3-2. « Biotope » sémantique comme quatrième dimension de la valence

La mise en confrontation des deux modes d’organisations des figures du monde, prototypique et de ressemblance de famille, nous conduit, d’un point de vue socio-sémiotique, à une conceptualisation topologique du champ sémantique telle que la signification d’une quelconque unité linguistique devra être intégrée dans le cadre des programmes d’actions qu’on accomplit au cours d’une interaction. Du coup, on sera en présence de la problématique des genres de discours liée à la spécificité des sphères d’activités socio-culturelles d’une communauté linguistique. En définissant le paradigme sémantique comme un espace homotope, nous faisons allusion, dans une perspective interprétative, au mécanisme d’afférence qui se met en place dans la construction de divers rapports, soit référentiel, soit herméneutique : en actualisant des sèmes afférents, le sens en contexte renvoie, au palier référentiel du texte, au domaine de pratiques sociales correspondant. Le mécanisme d’afférence sert aussi à rendre compte de rapports herméneutiques qui s’établissent entre le local et le global textuels.

Les parties constitutives de l’ensemble textuel se relient dans des proportions qui restent à déterminer sous le même contrôle catastrophique ou hypoiconique (Peirce). Le centre d’organisation en procède à la sélection de traits pertinents à une couche de saisie du sens dans laquelle les parties qui le composent se disposent sur le mode de ressemblance de famille. La structure homologique qui en dérive est donc caractéristique de la manière dont le sujet de praxis énonciative incarne l’instance de sélection en organisant en discours les virtualités sémantiques des figures du monde convoquées sur fond d’un espace de référence. En ce sens, le contexte de l’ensemble signifiant renvoie pour nous à un niveau d’opérativité qui n’a pas à faire tant avec la situation de communication. Il est avant tout d’ordre de la multimodalité perceptivo-sémiotique. 1 La dimension hypoiconique d’un texte représentera donc le mode d’organisation du type de ressemblance de famille dans la mesure où elle préside en homologation (ou rapport semi-symbolique) entre les éléments invariants relevant de différents systèmes du même ensemble signifiant. Elle fait appel donc à de diverses modalités perceptives, d’une part et de l’autre, au domaine d’activités humaines correspondant, y compris les compétences interprétatives 2 requises des sujets qui y participent.

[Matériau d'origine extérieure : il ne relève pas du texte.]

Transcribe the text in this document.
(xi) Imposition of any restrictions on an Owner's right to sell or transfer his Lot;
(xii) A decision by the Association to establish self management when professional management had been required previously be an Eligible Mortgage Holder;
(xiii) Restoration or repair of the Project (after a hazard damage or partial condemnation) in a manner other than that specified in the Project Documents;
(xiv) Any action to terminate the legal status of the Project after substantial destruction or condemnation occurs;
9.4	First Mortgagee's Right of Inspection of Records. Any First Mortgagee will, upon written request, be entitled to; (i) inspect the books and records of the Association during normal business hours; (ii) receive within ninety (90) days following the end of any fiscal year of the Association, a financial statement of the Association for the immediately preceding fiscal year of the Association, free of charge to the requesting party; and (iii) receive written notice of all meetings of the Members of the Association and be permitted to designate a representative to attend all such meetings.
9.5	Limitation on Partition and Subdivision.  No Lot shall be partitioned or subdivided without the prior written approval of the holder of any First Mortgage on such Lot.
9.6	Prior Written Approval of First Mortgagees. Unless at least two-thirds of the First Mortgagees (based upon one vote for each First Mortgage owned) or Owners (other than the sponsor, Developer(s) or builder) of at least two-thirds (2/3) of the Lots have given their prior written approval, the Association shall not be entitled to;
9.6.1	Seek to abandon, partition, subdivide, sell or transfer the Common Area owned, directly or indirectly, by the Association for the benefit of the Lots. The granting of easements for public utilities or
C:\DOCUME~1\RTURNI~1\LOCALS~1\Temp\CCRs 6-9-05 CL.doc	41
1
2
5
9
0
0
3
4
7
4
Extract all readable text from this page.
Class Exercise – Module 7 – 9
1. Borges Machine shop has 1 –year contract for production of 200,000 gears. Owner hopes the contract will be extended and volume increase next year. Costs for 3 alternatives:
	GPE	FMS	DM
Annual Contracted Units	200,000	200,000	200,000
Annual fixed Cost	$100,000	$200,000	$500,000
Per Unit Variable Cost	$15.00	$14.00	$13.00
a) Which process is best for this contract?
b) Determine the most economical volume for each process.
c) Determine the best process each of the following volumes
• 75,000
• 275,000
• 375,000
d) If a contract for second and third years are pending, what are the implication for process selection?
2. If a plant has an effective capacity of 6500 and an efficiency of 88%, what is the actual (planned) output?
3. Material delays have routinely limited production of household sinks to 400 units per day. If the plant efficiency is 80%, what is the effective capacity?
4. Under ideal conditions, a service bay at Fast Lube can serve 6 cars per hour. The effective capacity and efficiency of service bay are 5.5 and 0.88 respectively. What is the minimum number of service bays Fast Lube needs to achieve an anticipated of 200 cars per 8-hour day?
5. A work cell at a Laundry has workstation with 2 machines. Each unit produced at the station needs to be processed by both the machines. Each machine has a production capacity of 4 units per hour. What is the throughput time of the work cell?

A la base de ce qui vient d’être dit et dans le même ordre d’idées qui nous retient dans ce chapitre, il sera tentant de considérer le phénomène de co-extensité des traits inter-catégoriels qui régissent l’organisation multimodale de l’ensemble signifiant comme constituant la quatrième dimension de la notion de valence. Comme on l’a vu, elle n’est pas prise en considération par les auteurs de la sémiotique tensive. Envisagée de la sorte, la valence se rapproche de la notion écologique de biotope. 3 En sémiotique des cultures, on retrouve la même famille conceptuelle chez J. Lotman qui élabore sa propre théorie des cultures à partir du concept de sémiosphère basé sur la présomption sémiotique d’un espace culturel. En la reformulant ainsi pour notre propos, nous dirons que la valence est de nature à montrer comment se forme l’espace homotope 1 d’une culture donnée, dans les limites duquel sont appelés à colocaliser un certain nombre de systèmes de signes multimodaux.

Notes
1.

Pour le modèle du signe multimodal, on se réfère à des auteurs comme F. Rastier (1991), P. Vaillant (1999).

2.

Concernant la formalisation des données contextuelles qui font partie de la compétence interprétative du lecteur, U. Eco (1985, 1988) donne une bonne présentation qu’il en fait à partir de deux modèles de rationalité, dictionnaire et encyclopédique.

3.

C’est Jean-Louis Calvet qui donne la définition de valence en écologie :

« On parle en écologie de « valence d’une espèce », c’est-à-dire de sa capacité à peupler un nombre plus ou moins grand de lieux, cette valence pouvant être basse ou élevée et variant sous l’effet de « facteurs limitants ». » (Pour une écologie des langues du monde, J. L Calvet, Librairie Plon, 1999, p. 35.)
1.

On laissera entendre que le concept d’espace homotope ne sera pas incompatible avec celui de chronotope que Bakthine a déjà proposé dans le cadre de sa sociologie poétique.